For those of you who don't know, Arlington Cemetery is home to all of our country's greatest fallen soldiers. A place of reflection and respect. Well, I am standing at the visitors center with the other two aforementioned Xangans, enjoying a rather pleasant conversation, when a primer black/rusted, 1970's Camero rips right up to the front door of the visitors center, blaring LOUD 80's music on the radio, screeches to a halt, and out pops, guess who? YEP, ALEX! Mother fucking Roadlesstaken!!! He throws his Keys into the air and shouts out " VALET THIS SHIT, BITCHES!!!! Luckily, Jan (AncoraImparo) grabbed the keys and parked his car in one of the closely located parking garages. Smelling alcohol and hooker vagina on his breath I immediately became alarmed and suggested that we move our meeting to another location; the zoo.

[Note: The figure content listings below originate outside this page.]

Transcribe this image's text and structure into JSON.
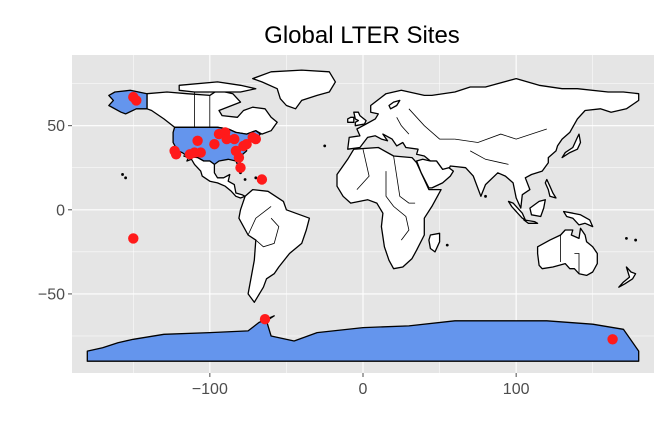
{
  "chart_data": {
    "type": "scatter",
    "title": "Global LTER Sites",
    "xlabel": "",
    "ylabel": "",
    "xlim": [
      -190,
      190
    ],
    "ylim": [
      -97,
      92
    ],
    "x_ticks": [
      -100,
      0,
      100
    ],
    "x_tick_labels": [
      "−100",
      "0",
      "100"
    ],
    "y_ticks": [
      -50,
      0,
      50
    ],
    "y_tick_labels": [
      "−50",
      "0",
      "50"
    ],
    "grid": true,
    "background_color": "#e5e5e5",
    "grid_color": "#ffffff",
    "land_color": "#ffffff",
    "highlight_color": "#6495ed",
    "highlighted_regions": [
      "United States",
      "Alaska",
      "Antarctica"
    ],
    "point_color": "#ff1a1a",
    "series": [
      {
        "points": [
          {
            "x": -150,
            "y": 67
          },
          {
            "x": -148,
            "y": 65
          },
          {
            "x": -123,
            "y": 35
          },
          {
            "x": -122,
            "y": 33
          },
          {
            "x": -113,
            "y": 33
          },
          {
            "x": -110,
            "y": 34
          },
          {
            "x": -108,
            "y": 41
          },
          {
            "x": -106,
            "y": 34
          },
          {
            "x": -97,
            "y": 39
          },
          {
            "x": -94,
            "y": 45
          },
          {
            "x": -90,
            "y": 46
          },
          {
            "x": -89,
            "y": 42
          },
          {
            "x": -84,
            "y": 42
          },
          {
            "x": -83,
            "y": 35
          },
          {
            "x": -81,
            "y": 31
          },
          {
            "x": -80,
            "y": 25
          },
          {
            "x": -78,
            "y": 38
          },
          {
            "x": -76,
            "y": 39
          },
          {
            "x": -72,
            "y": 43
          },
          {
            "x": -70,
            "y": 42
          },
          {
            "x": -66,
            "y": 18
          },
          {
            "x": -150,
            "y": -17
          },
          {
            "x": -64,
            "y": -65
          },
          {
            "x": 163,
            "y": -77
          }
        ]
      }
    ]
  }
}
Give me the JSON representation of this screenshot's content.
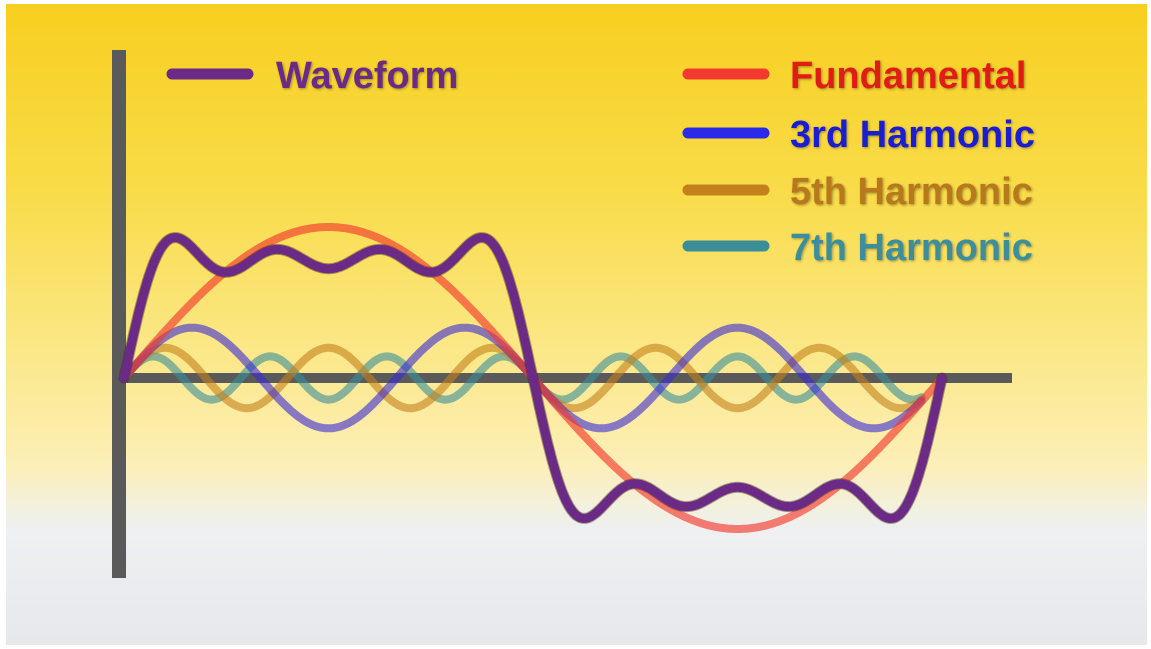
{
  "chart_data": {
    "type": "line",
    "title": "",
    "xlabel": "",
    "ylabel": "",
    "x_range": [
      0,
      1.2
    ],
    "y_range": [
      -1.6,
      1.6
    ],
    "grid": false,
    "legend_placement": "top",
    "series": [
      {
        "name": "Waveform",
        "color": "#6a2a86",
        "kind": "sum",
        "harmonics": [
          1,
          3,
          5,
          7
        ],
        "amplitudes": [
          1.0,
          0.3333,
          0.2,
          0.1429
        ]
      },
      {
        "name": "Fundamental",
        "color": "#f23a2e",
        "harmonic": 1,
        "amplitude": 1.0
      },
      {
        "name": "3rd Harmonic",
        "color": "#3a2bd6",
        "harmonic": 3,
        "amplitude": 0.3333
      },
      {
        "name": "5th Harmonic",
        "color": "#c4801a",
        "harmonic": 5,
        "amplitude": 0.2
      },
      {
        "name": "7th Harmonic",
        "color": "#3a8e9a",
        "harmonic": 7,
        "amplitude": 0.1429
      }
    ]
  },
  "legend": {
    "items": [
      {
        "label": "Waveform",
        "color": "#6a2a86",
        "text_color": "#6a2a86"
      },
      {
        "label": "Fundamental",
        "color": "#f23a2e",
        "text_color": "#e01e14"
      },
      {
        "label": "3rd Harmonic",
        "color": "#2a2be8",
        "text_color": "#1a1ad0"
      },
      {
        "label": "5th Harmonic",
        "color": "#c4801a",
        "text_color": "#b8791c"
      },
      {
        "label": "7th Harmonic",
        "color": "#3a8e9a",
        "text_color": "#3a8e9a"
      }
    ]
  },
  "colors": {
    "axis": "#5a5a5a"
  }
}
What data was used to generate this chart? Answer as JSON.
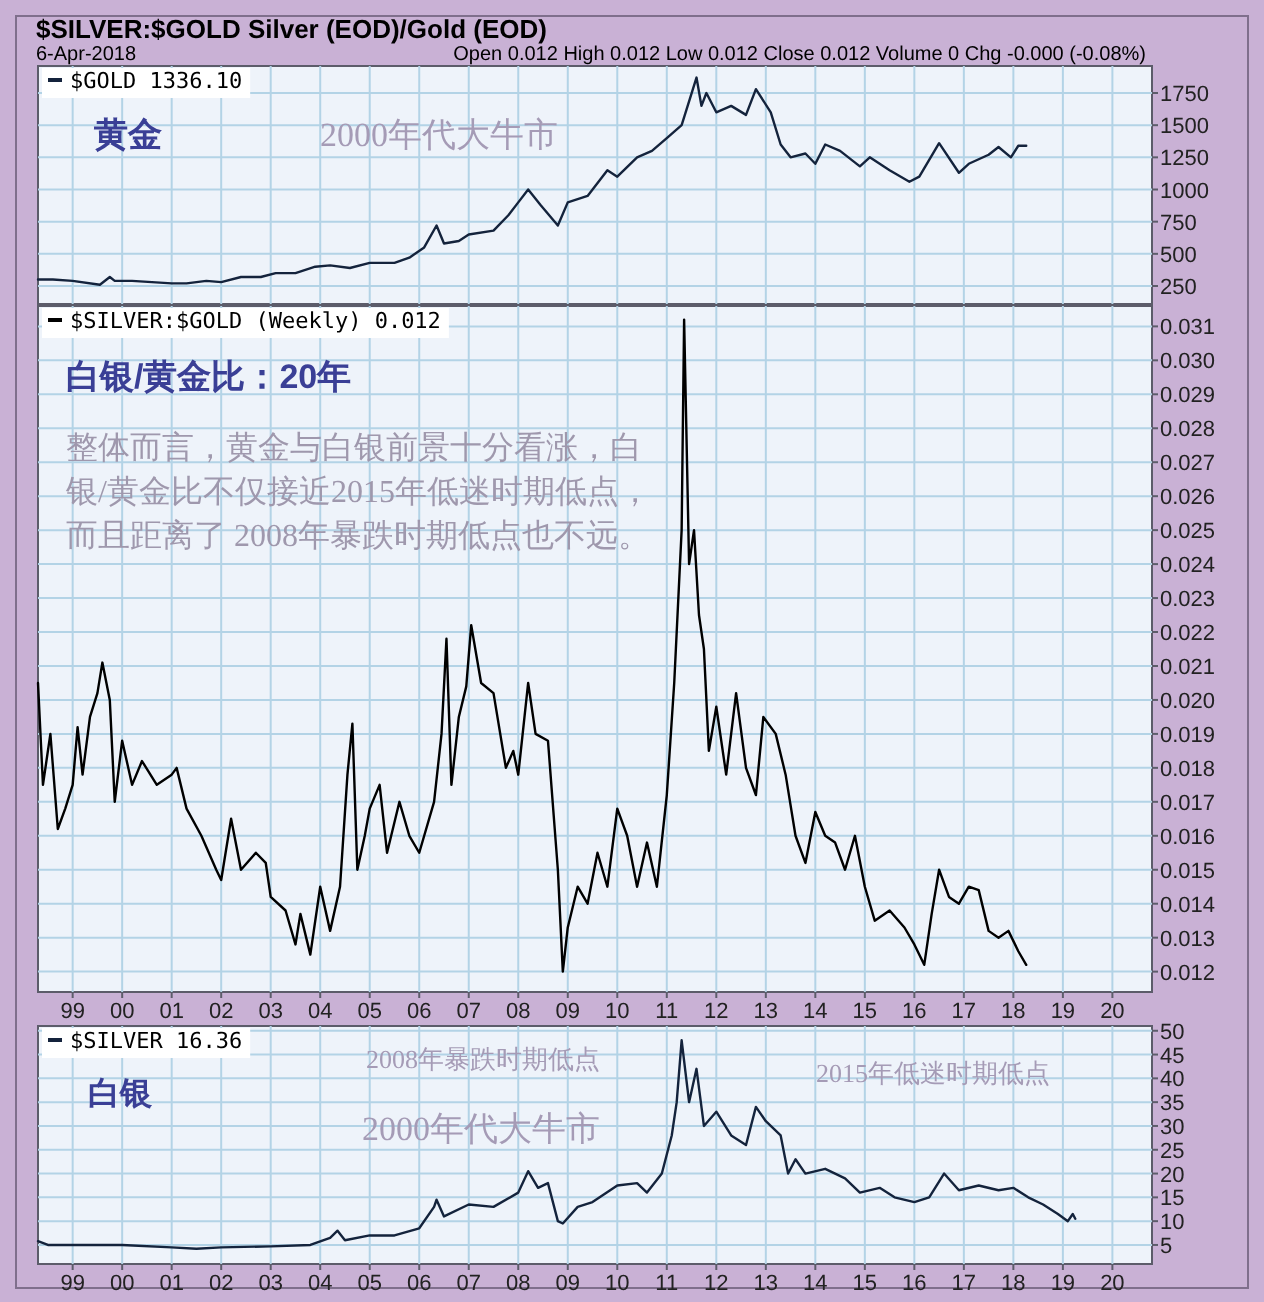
{
  "chart_data": [
    {
      "type": "line",
      "title": "$SILVER:$GOLD Silver (EOD)/Gold (EOD)",
      "subtitle": "6-Apr-2018",
      "annotations": [
        "Open 0.012 High 0.012 Low 0.012 Close 0.012 Volume 0 Chg -0.000 (-0.08%)",
        "黄金",
        "2000年代大牛市"
      ],
      "series": [
        {
          "name": "$GOLD 1336.10",
          "color": "#14233c",
          "x": [
            1998.3,
            1998.6,
            1999.0,
            1999.55,
            1999.75,
            1999.85,
            2000.2,
            2000.6,
            2001.0,
            2001.3,
            2001.7,
            2002.0,
            2002.4,
            2002.8,
            2003.1,
            2003.5,
            2003.9,
            2004.2,
            2004.6,
            2005.0,
            2005.5,
            2005.8,
            2006.1,
            2006.35,
            2006.5,
            2006.8,
            2007.0,
            2007.5,
            2007.8,
            2008.0,
            2008.2,
            2008.45,
            2008.8,
            2009.0,
            2009.4,
            2009.8,
            2010.0,
            2010.4,
            2010.7,
            2011.0,
            2011.3,
            2011.6,
            2011.7,
            2011.8,
            2012.0,
            2012.3,
            2012.6,
            2012.8,
            2013.1,
            2013.3,
            2013.5,
            2013.8,
            2014.0,
            2014.2,
            2014.5,
            2014.9,
            2015.1,
            2015.5,
            2015.9,
            2016.1,
            2016.5,
            2016.9,
            2017.1,
            2017.5,
            2017.7,
            2017.95,
            2018.1,
            2018.26
          ],
          "values": [
            300,
            300,
            290,
            260,
            320,
            290,
            290,
            280,
            270,
            270,
            290,
            280,
            320,
            320,
            350,
            350,
            400,
            410,
            390,
            430,
            430,
            470,
            550,
            720,
            580,
            600,
            650,
            680,
            800,
            900,
            1000,
            880,
            720,
            900,
            950,
            1150,
            1100,
            1250,
            1300,
            1400,
            1500,
            1870,
            1650,
            1750,
            1600,
            1650,
            1580,
            1780,
            1600,
            1350,
            1250,
            1280,
            1200,
            1350,
            1300,
            1180,
            1250,
            1150,
            1060,
            1100,
            1360,
            1130,
            1200,
            1270,
            1330,
            1250,
            1340,
            1340
          ]
        }
      ],
      "xlim": [
        1998.3,
        2020.8
      ],
      "xticks": [
        {
          "value": 1999,
          "label": null
        },
        {
          "value": 2000,
          "label": null
        },
        {
          "value": 2001,
          "label": null
        },
        {
          "value": 2002,
          "label": null
        },
        {
          "value": 2003,
          "label": null
        },
        {
          "value": 2004,
          "label": null
        },
        {
          "value": 2005,
          "label": null
        },
        {
          "value": 2006,
          "label": null
        },
        {
          "value": 2007,
          "label": null
        },
        {
          "value": 2008,
          "label": null
        },
        {
          "value": 2009,
          "label": null
        },
        {
          "value": 2010,
          "label": null
        },
        {
          "value": 2011,
          "label": null
        },
        {
          "value": 2012,
          "label": null
        },
        {
          "value": 2013,
          "label": null
        },
        {
          "value": 2014,
          "label": null
        },
        {
          "value": 2015,
          "label": null
        },
        {
          "value": 2016,
          "label": null
        },
        {
          "value": 2017,
          "label": null
        },
        {
          "value": 2018,
          "label": null
        },
        {
          "value": 2019,
          "label": null
        },
        {
          "value": 2020,
          "label": null
        }
      ],
      "ylim": [
        110,
        1960
      ],
      "yticks": [
        250,
        500,
        750,
        1000,
        1250,
        1500,
        1750
      ],
      "tick_labels": "y",
      "grid": true,
      "legend": "top left"
    },
    {
      "type": "line",
      "annotations": [
        "白银/黄金比：20年",
        "整体而言，黄金与白银前景十分看涨，白银/黄金比不仅接近2015年低迷时期低点，而且距离了 2008年暴跌时期低点也不远。"
      ],
      "series": [
        {
          "name": "$SILVER:$GOLD (Weekly) 0.012",
          "color": "#000000",
          "x": [
            1998.3,
            1998.4,
            1998.55,
            1998.7,
            1998.85,
            1999.0,
            1999.1,
            1999.2,
            1999.35,
            1999.5,
            1999.6,
            1999.75,
            1999.85,
            2000.0,
            2000.2,
            2000.4,
            2000.7,
            2001.0,
            2001.1,
            2001.3,
            2001.6,
            2001.9,
            2002.0,
            2002.2,
            2002.4,
            2002.7,
            2002.9,
            2003.0,
            2003.3,
            2003.5,
            2003.6,
            2003.8,
            2004.0,
            2004.2,
            2004.4,
            2004.55,
            2004.65,
            2004.75,
            2004.9,
            2005.0,
            2005.2,
            2005.35,
            2005.6,
            2005.8,
            2006.0,
            2006.3,
            2006.45,
            2006.55,
            2006.65,
            2006.8,
            2006.95,
            2007.05,
            2007.25,
            2007.5,
            2007.75,
            2007.9,
            2008.0,
            2008.2,
            2008.35,
            2008.6,
            2008.8,
            2008.9,
            2009.0,
            2009.2,
            2009.4,
            2009.6,
            2009.8,
            2010.0,
            2010.2,
            2010.4,
            2010.6,
            2010.8,
            2011.0,
            2011.15,
            2011.3,
            2011.35,
            2011.45,
            2011.55,
            2011.65,
            2011.75,
            2011.85,
            2012.0,
            2012.2,
            2012.4,
            2012.6,
            2012.8,
            2012.95,
            2013.2,
            2013.4,
            2013.6,
            2013.8,
            2014.0,
            2014.2,
            2014.4,
            2014.6,
            2014.8,
            2015.0,
            2015.2,
            2015.5,
            2015.8,
            2016.0,
            2016.2,
            2016.35,
            2016.5,
            2016.7,
            2016.9,
            2017.1,
            2017.3,
            2017.5,
            2017.7,
            2017.9,
            2018.1,
            2018.26
          ],
          "values": [
            0.0205,
            0.0175,
            0.019,
            0.0162,
            0.0168,
            0.0175,
            0.0192,
            0.0178,
            0.0195,
            0.0202,
            0.0211,
            0.02,
            0.017,
            0.0188,
            0.0175,
            0.0182,
            0.0175,
            0.0178,
            0.018,
            0.0168,
            0.016,
            0.015,
            0.0147,
            0.0165,
            0.015,
            0.0155,
            0.0152,
            0.0142,
            0.0138,
            0.0128,
            0.0137,
            0.0125,
            0.0145,
            0.0132,
            0.0145,
            0.0178,
            0.0193,
            0.015,
            0.016,
            0.0168,
            0.0175,
            0.0155,
            0.017,
            0.016,
            0.0155,
            0.017,
            0.019,
            0.0218,
            0.0175,
            0.0195,
            0.0204,
            0.0222,
            0.0205,
            0.0202,
            0.018,
            0.0185,
            0.0178,
            0.0205,
            0.019,
            0.0188,
            0.015,
            0.012,
            0.0133,
            0.0145,
            0.014,
            0.0155,
            0.0145,
            0.0168,
            0.016,
            0.0145,
            0.0158,
            0.0145,
            0.0172,
            0.0205,
            0.025,
            0.0312,
            0.024,
            0.025,
            0.0225,
            0.0215,
            0.0185,
            0.0198,
            0.0178,
            0.0202,
            0.018,
            0.0172,
            0.0195,
            0.019,
            0.0178,
            0.016,
            0.0152,
            0.0167,
            0.016,
            0.0158,
            0.015,
            0.016,
            0.0145,
            0.0135,
            0.0138,
            0.0133,
            0.0128,
            0.0122,
            0.0137,
            0.015,
            0.0142,
            0.014,
            0.0145,
            0.0144,
            0.0132,
            0.013,
            0.0132,
            0.0126,
            0.0122
          ]
        }
      ],
      "xlim": [
        1998.3,
        2020.8
      ],
      "xticks": [
        {
          "value": 1999,
          "label": "99"
        },
        {
          "value": 2000,
          "label": "00"
        },
        {
          "value": 2001,
          "label": "01"
        },
        {
          "value": 2002,
          "label": "02"
        },
        {
          "value": 2003,
          "label": "03"
        },
        {
          "value": 2004,
          "label": "04"
        },
        {
          "value": 2005,
          "label": "05"
        },
        {
          "value": 2006,
          "label": "06"
        },
        {
          "value": 2007,
          "label": "07"
        },
        {
          "value": 2008,
          "label": "08"
        },
        {
          "value": 2009,
          "label": "09"
        },
        {
          "value": 2010,
          "label": "10"
        },
        {
          "value": 2011,
          "label": "11"
        },
        {
          "value": 2012,
          "label": "12"
        },
        {
          "value": 2013,
          "label": "13"
        },
        {
          "value": 2014,
          "label": "14"
        },
        {
          "value": 2015,
          "label": "15"
        },
        {
          "value": 2016,
          "label": "16"
        },
        {
          "value": 2017,
          "label": "17"
        },
        {
          "value": 2018,
          "label": "18"
        },
        {
          "value": 2019,
          "label": "19"
        },
        {
          "value": 2020,
          "label": "20"
        }
      ],
      "ylim": [
        0.0114,
        0.0316
      ],
      "yticks": [
        0.012,
        0.013,
        0.014,
        0.015,
        0.016,
        0.017,
        0.018,
        0.019,
        {
          "value": 0.02,
          "label": "0.020"
        },
        0.021,
        0.022,
        0.023,
        0.024,
        0.025,
        0.026,
        0.027,
        0.028,
        0.029,
        {
          "value": 0.03,
          "label": "0.030"
        },
        0.031
      ],
      "grid": true,
      "legend": "top left"
    },
    {
      "type": "line",
      "annotations": [
        "白银",
        "2008年暴跌时期低点",
        "2015年低迷时期低点",
        "2000年代大牛市"
      ],
      "series": [
        {
          "name": "$SILVER 16.36",
          "color": "#14233c",
          "x": [
            1998.3,
            1998.5,
            1999.0,
            2000.0,
            2001.0,
            2001.5,
            2002.0,
            2003.0,
            2003.8,
            2004.2,
            2004.35,
            2004.5,
            2005.0,
            2005.5,
            2006.0,
            2006.3,
            2006.35,
            2006.5,
            2007.0,
            2007.5,
            2008.0,
            2008.2,
            2008.4,
            2008.6,
            2008.8,
            2008.9,
            2009.2,
            2009.5,
            2010.0,
            2010.4,
            2010.6,
            2010.9,
            2011.1,
            2011.2,
            2011.3,
            2011.45,
            2011.6,
            2011.75,
            2012.0,
            2012.3,
            2012.6,
            2012.8,
            2013.0,
            2013.3,
            2013.45,
            2013.6,
            2013.8,
            2014.2,
            2014.6,
            2014.9,
            2015.3,
            2015.6,
            2016.0,
            2016.3,
            2016.6,
            2016.9,
            2017.3,
            2017.7,
            2018.0,
            2018.3,
            2018.6,
            2018.9,
            2019.1,
            2019.2,
            2019.25
          ],
          "values": [
            5.8,
            5.0,
            5.0,
            5.0,
            4.5,
            4.2,
            4.5,
            4.7,
            5.0,
            6.5,
            8.0,
            6.0,
            7.0,
            7.0,
            8.5,
            13.0,
            14.5,
            11.0,
            13.5,
            13.0,
            16,
            20.5,
            17,
            18,
            10,
            9.5,
            13,
            14,
            17.5,
            18,
            16,
            20,
            28,
            35,
            48,
            35,
            42,
            30,
            33,
            28,
            26,
            34,
            31,
            28,
            20,
            23,
            20,
            21,
            19,
            16,
            17,
            15,
            14,
            15,
            20,
            16.5,
            17.5,
            16.5,
            17,
            15,
            13.5,
            11.5,
            10,
            11.5,
            10.5
          ]
        }
      ],
      "xlim": [
        1998.3,
        2020.8
      ],
      "xticks": [
        {
          "value": 1999,
          "label": "99"
        },
        {
          "value": 2000,
          "label": "00"
        },
        {
          "value": 2001,
          "label": "01"
        },
        {
          "value": 2002,
          "label": "02"
        },
        {
          "value": 2003,
          "label": "03"
        },
        {
          "value": 2004,
          "label": "04"
        },
        {
          "value": 2005,
          "label": "05"
        },
        {
          "value": 2006,
          "label": "06"
        },
        {
          "value": 2007,
          "label": "07"
        },
        {
          "value": 2008,
          "label": "08"
        },
        {
          "value": 2009,
          "label": "09"
        },
        {
          "value": 2010,
          "label": "10"
        },
        {
          "value": 2011,
          "label": "11"
        },
        {
          "value": 2012,
          "label": "12"
        },
        {
          "value": 2013,
          "label": "13"
        },
        {
          "value": 2014,
          "label": "14"
        },
        {
          "value": 2015,
          "label": "15"
        },
        {
          "value": 2016,
          "label": "16"
        },
        {
          "value": 2017,
          "label": "17"
        },
        {
          "value": 2018,
          "label": "18"
        },
        {
          "value": 2019,
          "label": "19"
        },
        {
          "value": 2020,
          "label": "20"
        }
      ],
      "ylim": [
        1,
        51
      ],
      "yticks": [
        5,
        10,
        15,
        20,
        25,
        30,
        35,
        40,
        45,
        50
      ],
      "grid": true,
      "legend": "top left"
    }
  ]
}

Toadywonders lured Alex into his car with the promise of "Bolivian Fun Dust", the one thing Alex demanded, and drove him to the D.C. Zoo where we all met up. Jan and I were waiting at the entrance when Alex, escorted by toadywonders and another respectable young lady (cindy) arrived. Alex immediately took control of the situation, slapped me hard on the ass, and shouted out "TO THE MONKEY HOUSE, MOTHER FUCKERS." Terrified, we all went along. He then started rambling on about some Korean bathhouse he frequented that offered "Full Ding Dong massages" as long as you knew the password. When I asked him what the password was he pulled down his pant's and said "here's the password, you candy ass, cock holster. I nodded in agreement and continued walking. Halfway to the monkey house Alex looked at me and said "what did you say, bitch?". Confused, and scared out of my fucking mind I said, "Huh? What? Alex? I didn't say anything! To which he replied, Oh yes you did, mother fucker! It's go time!!! Knowing I was in deep, DEEEEEPPPPP shit, I screamed out "DUDE, ALEX, WERE COOL!!! WE"RE COOL MAN!!! My words fell on deaf ears, and he came at me like a coked up spider monkey.
Next thing I knew, Alex was standing in front of me in a fighting stance, claws out and mouth foaming! And then....well...then...Ughhhh, maybe I should just show the pictures. Here's what happened next.






So, all I know is after that, I woke up in a hospital. Apparently I have quite a serious concussion, several broken bones, and an empty wallet.
Thankfully, AncoraImparo, toadywonders, and Cindy were there in the hospital when I awoke. Otherwise I would have thought the entire experience was one hellish nightmare!. So, I would like to thank the three of you for being there and supporting me. Don't worry: We will get Alex the help he needs and the world will be a better place. That being said, my time at the small Xanga meetup was enjoyable. I met a few really, really cool people; including Alex. I'm sure that with a little bit of..uggghhh....professional guidandance and time, we can all meet up again, and ALL (ALEX) have an enjoyable time!